Bunun ölçüsünü de sektörlere göre GSYİH verilerine bulabiliriz. Üretim yöntemi ile hesaplanan GSYİH verileri içerisinde yer alan “dolaylı ölçülen mali aracılık hizmetleri” kabaca reel sektörün sırtındaki faiz yükünü yansıtır. Dolaylı ölçülen mali aracılık hizmetleri değerini, bankacılık ve finansı dışarıda tutarak hesapladığımız reel sektöre ait GSYİH miktarına böldüğümüzde reel sektörün büyümesine göre gerçek faiz yükünü de görmüş oluruz.

2002’de yüzde 6.24 düzeyinde olan bu oran, 2003’te yüzde 5.50’ye geriledikten sonra sürekli yükselerek 2015’te yüzde 11.64’e çıktı. Bu reel sektörün üstüne binen toplam faiz yükünün büyümesine göre ikiye katlandığını ortaya koyuyor. 

Sektörlerin 2002-15 arasındaki reel büyümeleri ile dolaylı ölçülen mali aracılık hizmetlerindeki büyümeyi karşılaştırdığımızda da bu manzaranın farklı bir boyutunu görüyoruz. 

2002-15 arasında GSYİH yüzde 81.04 büyüdü.
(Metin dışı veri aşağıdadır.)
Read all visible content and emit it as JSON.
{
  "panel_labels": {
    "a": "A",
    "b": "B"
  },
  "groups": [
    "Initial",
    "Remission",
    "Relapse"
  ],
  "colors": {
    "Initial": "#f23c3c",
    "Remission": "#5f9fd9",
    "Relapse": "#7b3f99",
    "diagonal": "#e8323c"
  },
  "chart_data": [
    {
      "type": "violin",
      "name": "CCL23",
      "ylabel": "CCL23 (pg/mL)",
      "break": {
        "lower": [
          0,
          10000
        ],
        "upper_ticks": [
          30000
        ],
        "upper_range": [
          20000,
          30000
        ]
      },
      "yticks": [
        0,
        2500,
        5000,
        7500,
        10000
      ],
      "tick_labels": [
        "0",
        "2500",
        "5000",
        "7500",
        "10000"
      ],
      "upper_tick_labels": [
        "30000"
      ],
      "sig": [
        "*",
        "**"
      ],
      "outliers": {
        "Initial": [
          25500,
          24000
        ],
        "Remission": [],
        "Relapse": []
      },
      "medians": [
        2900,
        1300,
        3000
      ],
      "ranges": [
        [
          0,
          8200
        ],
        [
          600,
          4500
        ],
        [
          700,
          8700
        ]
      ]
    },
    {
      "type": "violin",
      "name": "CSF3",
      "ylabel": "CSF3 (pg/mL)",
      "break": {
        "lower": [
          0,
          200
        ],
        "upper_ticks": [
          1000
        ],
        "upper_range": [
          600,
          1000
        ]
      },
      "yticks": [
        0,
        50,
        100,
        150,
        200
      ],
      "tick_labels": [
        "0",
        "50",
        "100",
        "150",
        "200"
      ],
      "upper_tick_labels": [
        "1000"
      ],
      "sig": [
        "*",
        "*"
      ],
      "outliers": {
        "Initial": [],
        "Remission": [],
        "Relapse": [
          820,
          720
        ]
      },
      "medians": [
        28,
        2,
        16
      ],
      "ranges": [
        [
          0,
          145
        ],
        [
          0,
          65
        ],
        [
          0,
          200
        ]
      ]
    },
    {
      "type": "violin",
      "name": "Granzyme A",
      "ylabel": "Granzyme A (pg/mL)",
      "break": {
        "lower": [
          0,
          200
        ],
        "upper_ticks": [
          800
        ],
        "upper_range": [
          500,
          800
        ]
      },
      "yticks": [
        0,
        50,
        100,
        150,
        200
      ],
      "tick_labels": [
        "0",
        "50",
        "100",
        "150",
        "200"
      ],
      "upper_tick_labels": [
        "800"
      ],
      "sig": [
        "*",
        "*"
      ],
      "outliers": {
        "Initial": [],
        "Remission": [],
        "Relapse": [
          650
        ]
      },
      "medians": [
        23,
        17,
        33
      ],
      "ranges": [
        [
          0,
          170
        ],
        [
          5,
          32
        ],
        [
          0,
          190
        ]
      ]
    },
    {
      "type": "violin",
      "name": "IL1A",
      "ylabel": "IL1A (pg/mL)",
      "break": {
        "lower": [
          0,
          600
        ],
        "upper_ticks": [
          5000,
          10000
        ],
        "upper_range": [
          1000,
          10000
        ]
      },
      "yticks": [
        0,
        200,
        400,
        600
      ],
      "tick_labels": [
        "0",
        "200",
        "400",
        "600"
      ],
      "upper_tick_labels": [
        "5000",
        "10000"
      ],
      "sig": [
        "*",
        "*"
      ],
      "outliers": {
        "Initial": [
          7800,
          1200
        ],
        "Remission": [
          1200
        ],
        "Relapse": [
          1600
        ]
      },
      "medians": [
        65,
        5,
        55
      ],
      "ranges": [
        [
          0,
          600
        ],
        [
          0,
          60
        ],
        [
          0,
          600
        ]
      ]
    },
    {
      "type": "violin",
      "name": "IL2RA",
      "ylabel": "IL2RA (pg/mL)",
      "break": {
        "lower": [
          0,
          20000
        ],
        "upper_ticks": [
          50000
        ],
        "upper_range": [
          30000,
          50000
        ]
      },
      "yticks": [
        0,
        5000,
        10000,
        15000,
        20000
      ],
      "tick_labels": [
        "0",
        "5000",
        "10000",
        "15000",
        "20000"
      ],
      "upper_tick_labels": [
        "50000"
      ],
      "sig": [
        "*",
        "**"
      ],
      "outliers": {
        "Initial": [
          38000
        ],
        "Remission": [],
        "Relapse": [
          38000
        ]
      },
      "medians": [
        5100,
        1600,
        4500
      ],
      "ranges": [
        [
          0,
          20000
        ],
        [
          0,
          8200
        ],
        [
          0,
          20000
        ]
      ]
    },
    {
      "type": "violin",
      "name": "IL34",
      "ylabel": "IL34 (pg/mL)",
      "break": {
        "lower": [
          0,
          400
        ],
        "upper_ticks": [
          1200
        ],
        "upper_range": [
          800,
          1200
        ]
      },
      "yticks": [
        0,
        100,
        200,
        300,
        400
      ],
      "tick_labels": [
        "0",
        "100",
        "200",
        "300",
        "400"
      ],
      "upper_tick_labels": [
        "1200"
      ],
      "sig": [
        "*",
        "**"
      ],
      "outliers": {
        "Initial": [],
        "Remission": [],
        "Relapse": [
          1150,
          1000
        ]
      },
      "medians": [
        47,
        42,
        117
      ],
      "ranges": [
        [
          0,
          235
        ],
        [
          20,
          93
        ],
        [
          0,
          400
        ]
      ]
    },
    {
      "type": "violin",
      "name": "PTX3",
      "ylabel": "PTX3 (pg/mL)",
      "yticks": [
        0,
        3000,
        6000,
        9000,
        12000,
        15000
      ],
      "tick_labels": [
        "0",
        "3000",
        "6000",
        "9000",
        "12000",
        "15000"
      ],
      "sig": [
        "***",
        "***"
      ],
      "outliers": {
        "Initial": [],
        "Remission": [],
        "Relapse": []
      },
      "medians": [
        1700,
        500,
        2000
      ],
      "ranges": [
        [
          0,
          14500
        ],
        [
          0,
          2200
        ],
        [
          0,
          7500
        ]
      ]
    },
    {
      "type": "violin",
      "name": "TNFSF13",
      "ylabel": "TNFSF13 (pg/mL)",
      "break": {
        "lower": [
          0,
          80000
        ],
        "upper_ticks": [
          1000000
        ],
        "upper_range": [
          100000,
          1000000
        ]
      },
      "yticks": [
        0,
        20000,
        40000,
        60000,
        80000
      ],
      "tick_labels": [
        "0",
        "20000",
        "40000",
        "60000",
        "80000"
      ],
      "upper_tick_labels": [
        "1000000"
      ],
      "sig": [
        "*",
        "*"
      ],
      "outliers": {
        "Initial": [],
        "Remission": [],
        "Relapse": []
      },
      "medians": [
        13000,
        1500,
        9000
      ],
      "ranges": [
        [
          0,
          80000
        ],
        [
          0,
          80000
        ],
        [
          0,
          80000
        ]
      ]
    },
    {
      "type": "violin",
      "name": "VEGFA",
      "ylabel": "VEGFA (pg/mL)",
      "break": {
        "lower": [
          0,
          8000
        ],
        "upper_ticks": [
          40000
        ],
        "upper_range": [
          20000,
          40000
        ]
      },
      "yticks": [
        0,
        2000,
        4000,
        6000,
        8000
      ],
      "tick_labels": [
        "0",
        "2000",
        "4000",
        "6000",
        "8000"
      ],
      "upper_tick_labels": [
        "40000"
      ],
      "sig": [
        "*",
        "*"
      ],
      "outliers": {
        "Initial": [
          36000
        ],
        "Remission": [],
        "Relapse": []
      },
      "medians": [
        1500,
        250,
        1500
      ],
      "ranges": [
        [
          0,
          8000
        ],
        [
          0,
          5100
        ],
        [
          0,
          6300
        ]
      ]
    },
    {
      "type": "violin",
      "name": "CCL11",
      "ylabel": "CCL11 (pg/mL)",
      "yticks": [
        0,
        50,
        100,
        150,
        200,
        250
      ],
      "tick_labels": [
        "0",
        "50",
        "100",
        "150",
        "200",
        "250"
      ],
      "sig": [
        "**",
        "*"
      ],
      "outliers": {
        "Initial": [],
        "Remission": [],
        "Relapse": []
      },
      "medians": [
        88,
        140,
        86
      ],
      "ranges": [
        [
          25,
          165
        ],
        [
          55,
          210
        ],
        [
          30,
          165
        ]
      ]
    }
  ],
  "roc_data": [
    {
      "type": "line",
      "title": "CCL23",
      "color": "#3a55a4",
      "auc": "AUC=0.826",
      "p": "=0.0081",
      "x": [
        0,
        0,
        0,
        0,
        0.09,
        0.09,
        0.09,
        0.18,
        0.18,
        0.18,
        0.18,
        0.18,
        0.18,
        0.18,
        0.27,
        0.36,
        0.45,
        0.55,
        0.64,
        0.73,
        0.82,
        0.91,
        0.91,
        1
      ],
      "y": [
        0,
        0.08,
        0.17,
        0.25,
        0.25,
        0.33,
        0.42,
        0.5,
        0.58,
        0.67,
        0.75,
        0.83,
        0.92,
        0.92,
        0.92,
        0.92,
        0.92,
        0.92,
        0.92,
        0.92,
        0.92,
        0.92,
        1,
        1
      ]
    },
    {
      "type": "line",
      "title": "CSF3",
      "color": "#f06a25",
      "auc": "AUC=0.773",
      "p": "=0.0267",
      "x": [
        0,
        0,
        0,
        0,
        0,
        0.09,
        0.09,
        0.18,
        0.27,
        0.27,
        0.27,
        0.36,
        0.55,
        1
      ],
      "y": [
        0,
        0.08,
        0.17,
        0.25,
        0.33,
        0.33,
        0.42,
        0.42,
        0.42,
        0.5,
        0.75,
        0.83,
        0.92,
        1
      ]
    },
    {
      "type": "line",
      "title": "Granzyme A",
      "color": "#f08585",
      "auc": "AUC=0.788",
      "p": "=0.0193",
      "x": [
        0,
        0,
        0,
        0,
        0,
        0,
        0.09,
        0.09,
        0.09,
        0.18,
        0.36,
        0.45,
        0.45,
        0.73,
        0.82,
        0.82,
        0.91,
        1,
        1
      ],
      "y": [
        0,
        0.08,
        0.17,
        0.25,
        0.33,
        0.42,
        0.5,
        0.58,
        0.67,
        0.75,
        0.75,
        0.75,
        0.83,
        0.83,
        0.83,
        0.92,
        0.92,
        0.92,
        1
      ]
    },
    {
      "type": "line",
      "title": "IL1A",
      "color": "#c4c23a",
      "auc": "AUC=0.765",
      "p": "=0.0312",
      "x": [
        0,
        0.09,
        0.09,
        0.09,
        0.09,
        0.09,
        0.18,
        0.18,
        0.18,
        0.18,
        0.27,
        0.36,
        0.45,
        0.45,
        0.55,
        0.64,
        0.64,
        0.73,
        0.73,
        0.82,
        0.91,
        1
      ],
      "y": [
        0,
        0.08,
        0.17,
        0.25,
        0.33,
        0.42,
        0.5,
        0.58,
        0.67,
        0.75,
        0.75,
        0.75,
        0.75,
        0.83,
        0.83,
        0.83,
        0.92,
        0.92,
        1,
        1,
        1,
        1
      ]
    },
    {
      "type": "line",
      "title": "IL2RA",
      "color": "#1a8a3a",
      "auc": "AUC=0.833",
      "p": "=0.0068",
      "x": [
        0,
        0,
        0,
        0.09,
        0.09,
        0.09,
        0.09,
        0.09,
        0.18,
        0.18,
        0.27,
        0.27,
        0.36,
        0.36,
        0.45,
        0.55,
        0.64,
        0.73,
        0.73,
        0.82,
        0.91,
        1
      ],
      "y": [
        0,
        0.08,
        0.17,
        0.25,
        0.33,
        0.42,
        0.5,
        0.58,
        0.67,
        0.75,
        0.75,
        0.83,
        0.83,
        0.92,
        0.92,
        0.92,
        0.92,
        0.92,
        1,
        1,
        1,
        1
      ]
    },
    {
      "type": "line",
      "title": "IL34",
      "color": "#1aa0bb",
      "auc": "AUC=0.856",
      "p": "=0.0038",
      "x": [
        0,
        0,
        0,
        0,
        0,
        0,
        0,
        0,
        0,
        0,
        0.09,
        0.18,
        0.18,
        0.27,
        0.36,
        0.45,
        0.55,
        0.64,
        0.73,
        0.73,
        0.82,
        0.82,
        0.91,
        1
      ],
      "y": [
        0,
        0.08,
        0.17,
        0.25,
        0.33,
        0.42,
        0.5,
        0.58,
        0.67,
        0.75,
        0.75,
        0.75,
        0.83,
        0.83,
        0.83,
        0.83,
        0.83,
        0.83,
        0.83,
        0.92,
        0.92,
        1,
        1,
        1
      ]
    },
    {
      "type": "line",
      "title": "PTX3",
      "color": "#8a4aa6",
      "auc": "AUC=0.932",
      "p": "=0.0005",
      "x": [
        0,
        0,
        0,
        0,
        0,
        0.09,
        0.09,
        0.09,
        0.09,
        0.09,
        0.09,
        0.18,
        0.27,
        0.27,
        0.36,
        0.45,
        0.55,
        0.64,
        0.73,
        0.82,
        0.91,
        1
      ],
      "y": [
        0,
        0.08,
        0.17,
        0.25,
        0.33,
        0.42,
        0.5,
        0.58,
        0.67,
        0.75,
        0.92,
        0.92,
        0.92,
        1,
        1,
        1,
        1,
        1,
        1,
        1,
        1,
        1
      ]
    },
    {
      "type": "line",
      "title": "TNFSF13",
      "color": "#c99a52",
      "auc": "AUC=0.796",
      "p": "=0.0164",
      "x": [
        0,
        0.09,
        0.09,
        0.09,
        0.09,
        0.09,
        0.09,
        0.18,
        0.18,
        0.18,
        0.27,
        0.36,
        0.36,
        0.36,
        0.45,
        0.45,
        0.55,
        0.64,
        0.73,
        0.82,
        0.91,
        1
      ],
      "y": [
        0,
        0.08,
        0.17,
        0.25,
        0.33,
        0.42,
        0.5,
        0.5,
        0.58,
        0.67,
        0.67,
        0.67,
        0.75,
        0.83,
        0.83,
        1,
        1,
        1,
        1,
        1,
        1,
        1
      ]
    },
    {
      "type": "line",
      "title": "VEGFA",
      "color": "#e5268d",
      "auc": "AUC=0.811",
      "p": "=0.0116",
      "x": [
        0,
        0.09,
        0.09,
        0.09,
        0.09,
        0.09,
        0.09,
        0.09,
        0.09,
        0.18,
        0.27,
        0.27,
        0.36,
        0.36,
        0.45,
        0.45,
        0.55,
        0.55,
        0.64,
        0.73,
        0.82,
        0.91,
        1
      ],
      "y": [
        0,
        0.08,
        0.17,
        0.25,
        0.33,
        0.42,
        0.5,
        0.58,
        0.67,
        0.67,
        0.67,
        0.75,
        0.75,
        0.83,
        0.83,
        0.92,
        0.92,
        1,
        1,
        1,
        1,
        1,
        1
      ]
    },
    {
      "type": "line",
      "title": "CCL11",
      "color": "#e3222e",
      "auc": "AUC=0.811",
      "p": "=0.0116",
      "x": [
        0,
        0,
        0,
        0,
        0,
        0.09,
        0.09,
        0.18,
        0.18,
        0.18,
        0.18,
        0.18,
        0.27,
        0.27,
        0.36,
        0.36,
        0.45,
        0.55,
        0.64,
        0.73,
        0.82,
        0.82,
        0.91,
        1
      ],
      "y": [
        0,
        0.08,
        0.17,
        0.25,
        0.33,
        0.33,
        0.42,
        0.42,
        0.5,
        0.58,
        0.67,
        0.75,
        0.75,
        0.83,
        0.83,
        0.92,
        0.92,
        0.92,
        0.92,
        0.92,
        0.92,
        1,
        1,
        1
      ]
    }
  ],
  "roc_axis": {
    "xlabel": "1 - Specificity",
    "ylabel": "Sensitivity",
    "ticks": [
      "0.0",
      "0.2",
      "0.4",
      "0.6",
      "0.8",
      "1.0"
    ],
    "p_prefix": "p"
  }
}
Bu süre içinde tarım, ormancılık ve balıkçılıktaki büyüme hızı yüzde 34.60’ta kaldı. İnşaat yüzde 92.22 büyürken sanayi yüzde 95.52 büyüdü. Hizmetler yüzde 96.78 ile daha hızlı büyüdü. Ancak bu büyümenin aslan payı bankacılık, finans ve sigortacılıktan kaynaklandı. Finans sektöründeki büyüme yüzde 185’i bulurken finans dışında kalan hizmetler sektörü büyümesi sadece yüzde 79.73 oldu. 

Bu arada dolaylı ölçülen mali aracılık hizmetlerindeki büyüme yüzde 233.20 ile tüm sektörlerin büyüme hızlarını kat kat aştı. 2002-2015 arasında faiz yükündeki büyüme, reel sektörde yüzde 78.71 olan büyümeyi üçe katladı. 

Resme nereden bakarsanız bakın faiz konusunda 2015 manzarası, 2002’den çok daha kötü durumda.